I believe that the first story is an artefact of mass education in the post-World War II era.  It was then that we got lecture halls with hundreds of students.  Lecture halls existed before that, of course, but I believe that professors were far more likely to know their students by name before my generation.  In particular, your story has a bluebook in it.  Those are more typical of a midterm or final.  I always heard the story ending, ".... slipped the paper in the middle of the stack..."  It's a small point, not consequential to the humor.

The second, while also cute, lacks some internal consistency.  The student wrote both in the same session?  The student turned in the test or mailed the letter home without checking?  Biology tests are not usually essays in bluebooks.  The story still stands as an element in the set.

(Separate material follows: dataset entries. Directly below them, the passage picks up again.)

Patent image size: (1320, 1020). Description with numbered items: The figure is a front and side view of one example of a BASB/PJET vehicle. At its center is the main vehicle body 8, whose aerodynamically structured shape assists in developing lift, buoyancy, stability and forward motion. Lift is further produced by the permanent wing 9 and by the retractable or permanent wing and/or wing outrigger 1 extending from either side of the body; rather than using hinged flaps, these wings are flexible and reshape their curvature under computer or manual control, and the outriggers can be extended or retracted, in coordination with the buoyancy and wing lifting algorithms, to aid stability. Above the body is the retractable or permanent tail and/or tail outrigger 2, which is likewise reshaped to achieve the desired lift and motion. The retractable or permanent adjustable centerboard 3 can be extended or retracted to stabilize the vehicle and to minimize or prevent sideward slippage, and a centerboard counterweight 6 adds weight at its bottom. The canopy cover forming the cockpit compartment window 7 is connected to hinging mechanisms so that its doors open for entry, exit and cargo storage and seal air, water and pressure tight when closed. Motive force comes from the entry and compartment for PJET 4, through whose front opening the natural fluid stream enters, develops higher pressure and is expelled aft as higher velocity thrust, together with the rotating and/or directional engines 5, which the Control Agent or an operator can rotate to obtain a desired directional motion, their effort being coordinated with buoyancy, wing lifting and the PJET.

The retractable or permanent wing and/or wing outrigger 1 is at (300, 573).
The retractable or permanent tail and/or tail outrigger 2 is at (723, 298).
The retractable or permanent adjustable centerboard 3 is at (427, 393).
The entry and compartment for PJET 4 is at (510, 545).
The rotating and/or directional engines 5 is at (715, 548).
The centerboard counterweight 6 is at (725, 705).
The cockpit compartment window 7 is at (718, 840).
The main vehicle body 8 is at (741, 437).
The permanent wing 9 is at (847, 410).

I apologize for injecting seriousness into the humor, but all of that brings up the question of testing.

One of my favorite professors -- for her lectures and her enthusiasm for the importance of the subject -- was perhaps the worst tester.  Her idea of a tough question was a double or triple negative.  I have had other bad testers.  Another simply asked a full range of questions -- true/false; multiple choice; essay -- for which the alloted time could not have been enough. 

Here in Michigan, for all the problems inherent in the public eduction of educators, teachers do not get certificates until they have at least taken a class in measurement and evaluation.  They learn how to create tests.  College professors meet no such requirement. When to use fill-in-the-blank, or term matching or essay or true-false is a matter of epistemology, actually, and most professors just seem to choose by intuition.